Une énième scission et des questions en cascade. Sur fond de désaccords politiques et stratégiques, les délégués du Nouveau parti anticapitaliste (NPA) ont acté l’explosion du parti lors d’un congrès début décembre. La moitié des militants, réunis derrière Philippe Poutou, entendent se remettre au travail en lorgnant notamment du côté de « la gauche antilibérale ».
Marceau Taburet : Au NPA, la scission était-elle devenue nécessaire ?
Philippe Poutou. Oui. La situation était intenable. En interne, la crise couvait depuis longtemps. Il y avait deux orientations complètement différentes. Les années passant, avec l’usure, on s’est rendu compte que cela ne pouvait plus durer. On n’en pouvait plus de s’engueuler, tous les sujets étaient matière à dispute : la question électorale, mais aussi la guerre en Ukraine par exemple. On n’a pas de garantie sur la suite, mais on veut reconstruire une gauche radicale. Il nous faut un parti plus large, plus ouvert, qui se mêle de ce qui se passe dans la gauche antilibérale, du côté de La France insoumise notamment.
Etes-vous satisfait du niveau actuel de votre camp social et politique ?
C’est évident que par rapport à la gravité de la situation, on est loin du compte. Il y a des embryons de révolte et de lutte, mais le rapport de force est loin de nous être favorable. Il nous manque les outils, tant politiques que syndicaux, pour nous défendre. Tout est à refaire. Seul le mouvement social peut nous redonner un souffle. Quand il est fort, nos organisations sont en forme. Il y a vingt ans, le mouvement altermondialiste, la lutte des chômeurs et la bataille contre l’extrême droite étaient beaucoup plus importants qu’aujourd’hui. Cela s’est traduit dans les urnes, avec une extrême gauche à près de 10 % en 2002.
L’extrême gauche peut-elle redevenir forte en France ?
Aujourd’hui, la bataille contre la retraite à 65 ans est à préparer. On entre peut-être dans une période où ça va remuer. Il existe, notamment dans la jeunesse, des militants qui ont envie d’agir. Je n’écarte pas la possibilité d’un nouvel essor des courants les plus radicaux. Nous ne sommes pas énormément de militants mais ce qu’on dit suscite de la sympathie. Il y a un décalage entre nos résultats électoraux et notre popularité. Nos idées sont bien perçues. Cela dit, notre obsession n’est pas le NPA.
Continuez-vous de vous réclamer du trotskisme ? Et de l’extrême gauche ?
Je ne le revendique plus.
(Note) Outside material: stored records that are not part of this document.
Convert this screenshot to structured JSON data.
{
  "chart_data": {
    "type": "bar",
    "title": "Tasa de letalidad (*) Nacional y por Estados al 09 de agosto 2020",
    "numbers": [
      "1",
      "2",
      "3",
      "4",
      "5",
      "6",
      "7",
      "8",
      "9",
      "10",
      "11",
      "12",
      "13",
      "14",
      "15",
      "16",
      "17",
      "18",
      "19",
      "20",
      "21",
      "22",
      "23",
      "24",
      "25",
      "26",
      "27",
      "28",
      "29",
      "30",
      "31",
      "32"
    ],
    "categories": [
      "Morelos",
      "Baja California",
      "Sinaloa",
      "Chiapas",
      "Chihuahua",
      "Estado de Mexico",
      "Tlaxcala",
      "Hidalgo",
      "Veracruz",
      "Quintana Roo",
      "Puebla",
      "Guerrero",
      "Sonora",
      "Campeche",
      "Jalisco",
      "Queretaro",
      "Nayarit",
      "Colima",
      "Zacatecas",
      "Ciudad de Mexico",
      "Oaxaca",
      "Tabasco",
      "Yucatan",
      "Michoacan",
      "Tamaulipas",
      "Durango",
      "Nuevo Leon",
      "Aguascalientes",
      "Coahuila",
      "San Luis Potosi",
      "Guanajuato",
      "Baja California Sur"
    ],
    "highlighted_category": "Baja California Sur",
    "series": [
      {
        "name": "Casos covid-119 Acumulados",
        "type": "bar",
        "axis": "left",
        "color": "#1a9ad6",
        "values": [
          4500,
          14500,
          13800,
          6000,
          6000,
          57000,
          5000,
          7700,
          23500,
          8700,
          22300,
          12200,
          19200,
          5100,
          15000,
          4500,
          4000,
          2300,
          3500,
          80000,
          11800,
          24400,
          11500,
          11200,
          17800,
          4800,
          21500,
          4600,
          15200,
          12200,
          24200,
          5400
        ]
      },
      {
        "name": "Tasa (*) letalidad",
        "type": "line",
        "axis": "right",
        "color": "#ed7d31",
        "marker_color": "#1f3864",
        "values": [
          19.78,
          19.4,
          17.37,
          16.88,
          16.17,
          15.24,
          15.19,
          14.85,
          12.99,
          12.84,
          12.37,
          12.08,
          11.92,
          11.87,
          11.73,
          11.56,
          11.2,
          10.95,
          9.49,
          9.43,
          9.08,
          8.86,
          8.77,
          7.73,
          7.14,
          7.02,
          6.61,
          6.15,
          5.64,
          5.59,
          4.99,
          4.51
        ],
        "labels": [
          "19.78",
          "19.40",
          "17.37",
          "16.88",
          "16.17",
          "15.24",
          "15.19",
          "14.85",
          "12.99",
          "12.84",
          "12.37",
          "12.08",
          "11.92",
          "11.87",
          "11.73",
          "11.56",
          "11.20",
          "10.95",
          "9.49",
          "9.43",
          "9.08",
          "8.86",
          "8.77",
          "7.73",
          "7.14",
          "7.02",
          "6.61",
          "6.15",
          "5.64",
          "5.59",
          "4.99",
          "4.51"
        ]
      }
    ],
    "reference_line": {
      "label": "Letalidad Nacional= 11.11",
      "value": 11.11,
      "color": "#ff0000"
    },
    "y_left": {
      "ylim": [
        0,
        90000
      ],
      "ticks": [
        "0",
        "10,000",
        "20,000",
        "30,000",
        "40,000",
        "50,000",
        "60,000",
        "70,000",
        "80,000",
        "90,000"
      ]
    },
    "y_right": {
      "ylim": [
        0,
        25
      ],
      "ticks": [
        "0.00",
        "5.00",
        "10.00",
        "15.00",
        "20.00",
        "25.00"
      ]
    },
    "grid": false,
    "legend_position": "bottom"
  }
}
Le trotskisme, c’est du marxisme, mais à une époque très particulière qui correspond à la lutte antistalinienne. Aujourd’hui, on n’est plus du tout là-dedans. Le NPA n’est pas un parti trotskiste. On n’a pas complètement réussi ce qu’on voulait faire, mais notre ambition de départ était de construire un parti qui réunisse différentes traditions militantes : des libertaires, des trotskistes, des communistes révolutionnaires… L’étiquette extrême gauche ne me gêne pas, mais je préfère me dire anticapitaliste ou révolutionnaire. Après, cela voudrait dire que nous sommes les plus éloignés de l’extrême droite sur l’échiquier. Ce n’est pas pour me déplaire.
Avez-vous des discussions avec LFI ?
En ce moment on participe à des réunions pour préparer la manifestation du 21 janvier. On s’est également retrouvés après l’assassinat des Kurdes à Paris, on a signé un appel commun. Nos organisations se retrouvent sur plein de sujets.
Serez-vous de nouveau candidat en 2027 ?
Ce ne serait pas raisonnable que j’y retourne. Il faut qu’après moi, ce soit une camarade qui prenne le relais, on n’a pas le choix. Ceci dit, on aimerait bien que, d’ici quatre ans, il n’y ait pas une candidature LFI, une candidature LO, une candidature NPA… Je préférerais qu’il y ait une candidature large.